Case ID: pa-super_161/html/0074-01.html
Source: Caselaw Access Project
Author: {"author": "Per Curiam,", "license": "Public Domain", "url": "https://static.case.law/"}
Date Created: 2024-08-24T03:29:51.129683

Commonwealth ex rel. Davis, Appellant, v. Dye, Warden.
    Argued April 16, 1947.
    Before Rhodes, P. J., Hirt, Reno, Dithrich, Ross and Arnold, JJ.
    
      
      J. Harry Pershing, with him Adam B. Shaffer, for appellant.
    
      Louis L. Kaufman, with him Artemas O. Leslie, District Attorney, for appellee.
    July 17, 1947:
   Per Curiam,

Relator was arrested by virtue of an executive warrant issued by the Governor of this Commonwealth pursuant to a request for his extradition by the Governor of the State of Alabama.

Relator filed a petition for writ of habeas corpus in the Court of Common Pleas of Allegheny County. A writ was issued by that court and a hearing held at which evidence was offered by relator and received by the court. The writ was dismissed and relator was remanded to jail there to be turned over to the proper officers from the state of Alabama. The relator has appealed.

The petition for writ of habeas corpus averred that relator was being held illegally and without lawful cause. On the appeal to this Court relator takes the position that he is legally within the Commonwealth of Pennsylvania, and is not a fugitive from justice. Relator was convicted of the crime of burglary in the state of Alabama in the year 1936. After being tried he was found guilty of two separate burglaries and sentenced to the penitentiary on May 4, 1936, in the state of Alabama for a term of 3 to 5 years for each offense, the sentences to run consecutively. Relator remained in the penitentiary about three weeks, and Avas then transferred to the State Farm, Atmore, Alabama, where he remained for about three years. From there he Avas transferred to Camp Decatur, Alabama, where he remained for about two years or until October 6, 1941. Up to this time relator had served about five years and five months of his minimum sentences. He escaped from Camp Decatur, and subsequently entered the army on August 28, 1942. He did not disclose that he had escaped from confinement. He was discharged at Indiantown Gap, Pennsylvania, on November 17, 1945, and thereafter resided in Pittsburgh until his arrest.
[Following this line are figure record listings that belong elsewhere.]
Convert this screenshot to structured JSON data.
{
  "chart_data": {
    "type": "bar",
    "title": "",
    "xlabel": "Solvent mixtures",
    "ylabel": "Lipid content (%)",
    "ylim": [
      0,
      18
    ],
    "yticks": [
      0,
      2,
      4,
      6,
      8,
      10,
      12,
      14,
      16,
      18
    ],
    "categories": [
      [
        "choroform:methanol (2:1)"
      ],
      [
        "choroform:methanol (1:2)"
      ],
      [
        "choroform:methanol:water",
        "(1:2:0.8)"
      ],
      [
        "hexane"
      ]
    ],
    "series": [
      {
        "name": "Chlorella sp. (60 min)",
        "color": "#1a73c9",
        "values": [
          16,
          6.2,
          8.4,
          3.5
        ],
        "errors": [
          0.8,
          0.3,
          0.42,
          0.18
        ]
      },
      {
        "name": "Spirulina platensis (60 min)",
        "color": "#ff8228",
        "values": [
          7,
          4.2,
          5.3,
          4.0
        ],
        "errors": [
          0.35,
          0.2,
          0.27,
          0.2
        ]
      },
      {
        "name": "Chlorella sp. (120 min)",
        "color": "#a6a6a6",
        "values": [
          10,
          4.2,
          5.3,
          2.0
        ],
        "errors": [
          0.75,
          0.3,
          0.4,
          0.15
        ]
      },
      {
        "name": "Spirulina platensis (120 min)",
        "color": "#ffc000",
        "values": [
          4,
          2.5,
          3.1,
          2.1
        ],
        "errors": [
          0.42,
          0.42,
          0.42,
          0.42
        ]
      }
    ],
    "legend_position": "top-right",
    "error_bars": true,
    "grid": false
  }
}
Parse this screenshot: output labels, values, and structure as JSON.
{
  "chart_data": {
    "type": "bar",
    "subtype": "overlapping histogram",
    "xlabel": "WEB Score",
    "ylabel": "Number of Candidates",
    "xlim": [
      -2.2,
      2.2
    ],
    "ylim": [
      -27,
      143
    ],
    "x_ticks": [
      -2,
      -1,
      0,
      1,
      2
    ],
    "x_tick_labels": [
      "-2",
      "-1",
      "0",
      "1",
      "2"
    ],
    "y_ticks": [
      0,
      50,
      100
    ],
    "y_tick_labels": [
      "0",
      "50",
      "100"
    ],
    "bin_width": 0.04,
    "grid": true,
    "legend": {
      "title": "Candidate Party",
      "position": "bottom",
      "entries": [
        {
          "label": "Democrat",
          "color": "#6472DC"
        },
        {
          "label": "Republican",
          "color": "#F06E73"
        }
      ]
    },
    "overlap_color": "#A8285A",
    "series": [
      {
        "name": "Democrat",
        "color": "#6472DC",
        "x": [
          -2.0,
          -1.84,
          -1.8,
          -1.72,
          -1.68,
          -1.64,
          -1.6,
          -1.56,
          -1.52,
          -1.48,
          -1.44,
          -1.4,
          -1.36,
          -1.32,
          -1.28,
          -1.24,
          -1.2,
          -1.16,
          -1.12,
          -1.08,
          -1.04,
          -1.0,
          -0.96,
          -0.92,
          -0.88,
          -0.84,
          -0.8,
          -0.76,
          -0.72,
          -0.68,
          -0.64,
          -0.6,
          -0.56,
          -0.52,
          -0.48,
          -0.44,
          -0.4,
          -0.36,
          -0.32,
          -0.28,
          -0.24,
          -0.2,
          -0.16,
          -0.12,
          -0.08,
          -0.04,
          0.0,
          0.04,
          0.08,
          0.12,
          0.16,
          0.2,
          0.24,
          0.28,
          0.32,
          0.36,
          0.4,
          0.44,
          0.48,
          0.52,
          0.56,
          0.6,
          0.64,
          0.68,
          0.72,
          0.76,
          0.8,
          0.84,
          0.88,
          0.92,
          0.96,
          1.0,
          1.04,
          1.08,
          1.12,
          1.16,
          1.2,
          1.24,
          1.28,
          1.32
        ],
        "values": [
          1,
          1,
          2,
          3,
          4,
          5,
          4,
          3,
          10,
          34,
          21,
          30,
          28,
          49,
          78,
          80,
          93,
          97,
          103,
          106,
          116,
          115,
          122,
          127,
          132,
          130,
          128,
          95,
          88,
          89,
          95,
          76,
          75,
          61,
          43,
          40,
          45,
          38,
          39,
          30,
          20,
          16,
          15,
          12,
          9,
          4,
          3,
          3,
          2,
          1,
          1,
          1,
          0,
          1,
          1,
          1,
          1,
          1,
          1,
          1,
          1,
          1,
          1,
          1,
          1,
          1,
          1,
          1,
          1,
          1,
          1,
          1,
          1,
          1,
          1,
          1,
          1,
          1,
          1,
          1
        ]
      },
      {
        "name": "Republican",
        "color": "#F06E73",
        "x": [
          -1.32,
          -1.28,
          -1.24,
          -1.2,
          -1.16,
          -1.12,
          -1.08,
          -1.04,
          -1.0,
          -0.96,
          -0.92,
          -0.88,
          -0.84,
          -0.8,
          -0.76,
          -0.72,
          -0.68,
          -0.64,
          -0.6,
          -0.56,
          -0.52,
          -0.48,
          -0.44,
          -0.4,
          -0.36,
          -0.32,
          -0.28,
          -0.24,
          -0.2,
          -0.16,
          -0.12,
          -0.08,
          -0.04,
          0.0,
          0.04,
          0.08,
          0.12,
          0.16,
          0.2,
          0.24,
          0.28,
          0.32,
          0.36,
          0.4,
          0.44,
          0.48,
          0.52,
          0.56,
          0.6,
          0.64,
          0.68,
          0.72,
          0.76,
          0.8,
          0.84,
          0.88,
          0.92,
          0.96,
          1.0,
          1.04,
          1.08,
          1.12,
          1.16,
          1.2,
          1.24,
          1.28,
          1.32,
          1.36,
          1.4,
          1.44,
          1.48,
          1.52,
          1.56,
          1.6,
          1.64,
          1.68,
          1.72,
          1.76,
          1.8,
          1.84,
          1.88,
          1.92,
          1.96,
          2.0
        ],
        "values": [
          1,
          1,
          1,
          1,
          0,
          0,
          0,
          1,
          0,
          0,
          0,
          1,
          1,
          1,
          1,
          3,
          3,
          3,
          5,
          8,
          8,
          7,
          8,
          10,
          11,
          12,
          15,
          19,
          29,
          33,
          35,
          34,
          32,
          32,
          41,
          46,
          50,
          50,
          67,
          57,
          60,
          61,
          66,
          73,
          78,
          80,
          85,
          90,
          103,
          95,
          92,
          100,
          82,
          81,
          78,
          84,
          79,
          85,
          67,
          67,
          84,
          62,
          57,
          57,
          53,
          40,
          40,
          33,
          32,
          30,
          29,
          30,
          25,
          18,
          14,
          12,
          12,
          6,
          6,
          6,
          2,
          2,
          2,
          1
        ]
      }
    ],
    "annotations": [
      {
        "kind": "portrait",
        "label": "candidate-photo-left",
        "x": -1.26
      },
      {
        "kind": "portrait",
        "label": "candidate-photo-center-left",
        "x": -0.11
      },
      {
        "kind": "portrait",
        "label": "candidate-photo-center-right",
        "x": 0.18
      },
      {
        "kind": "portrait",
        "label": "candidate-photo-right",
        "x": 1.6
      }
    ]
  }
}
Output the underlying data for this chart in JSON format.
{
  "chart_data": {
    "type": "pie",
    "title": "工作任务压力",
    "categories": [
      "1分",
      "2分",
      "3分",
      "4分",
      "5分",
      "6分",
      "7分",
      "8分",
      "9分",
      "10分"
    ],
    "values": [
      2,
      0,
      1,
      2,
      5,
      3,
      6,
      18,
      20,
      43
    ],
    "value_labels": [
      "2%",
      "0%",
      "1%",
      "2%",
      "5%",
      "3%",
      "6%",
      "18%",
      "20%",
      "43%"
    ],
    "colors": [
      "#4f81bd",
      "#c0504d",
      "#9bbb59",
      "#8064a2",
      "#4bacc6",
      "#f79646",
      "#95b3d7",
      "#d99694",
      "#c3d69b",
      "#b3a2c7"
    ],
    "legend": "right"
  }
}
Relator is an escaped convict, and this is conceded in Ms own testimony, and the argument that he is not a fugitive from justice has no support in the record. Relator was indicted and convicted of a crime in Alabama; he has been found within the Commonwealth of Pennsylvania ; and he has been arrested by virtue of the executive warrant issued by the Governor of this Commonwealth. He is therefore a fugitive from the justice of the State of Alabama. Com. v. Tiblerino, 81 Pa. Superior Ct. 9; Com. ex rel. Burlingame v. Hare, 36 Pa. Superior Ct. 125; Com. ex rel. Flower v. Superintendent of Philadelphia County Prison, 220 Pa. 401, 409, 69 A. 916; Act of July 8, 1941, P. L. 288, 19 PS 191.1 et seq.; Rev. St. 5278, 18 U.S.C.A. 662; Glass v. Becker, 9 Cir., 25 F. 2d 929. The warrant and the requisition in the extradition proceedings introduced in evidence in the habeas corpus proceeding made out a prima facie case. See Broyles v. Mount (S. Ct. of Ga.), 30 S.E. 2d 48.

There was no abuse of discretion by the court below, and the order from which relator has appealed is in conformity with the record which would admit of no other conclusion. See Com. ex rel. Johnson v. Dye, 159 Pa. Superior Ct. 542, 49 A. 2d 195; Com. ex rel. Mattox v. Superintendent of County Prison, 152 Pa. Superior Ct. 167, 31 A. 2d 576; Com. ex rel. Spivak v. Heinz, 141 Pa. Superior Ct. 158, 14 A. 2d 875.

The order of the court below is affirmed, and the record is remitted to the court below with directions that relator forthwith surrender himself into the custody to which he was remanded, and that the Governor’s warrant be fully carried into effect.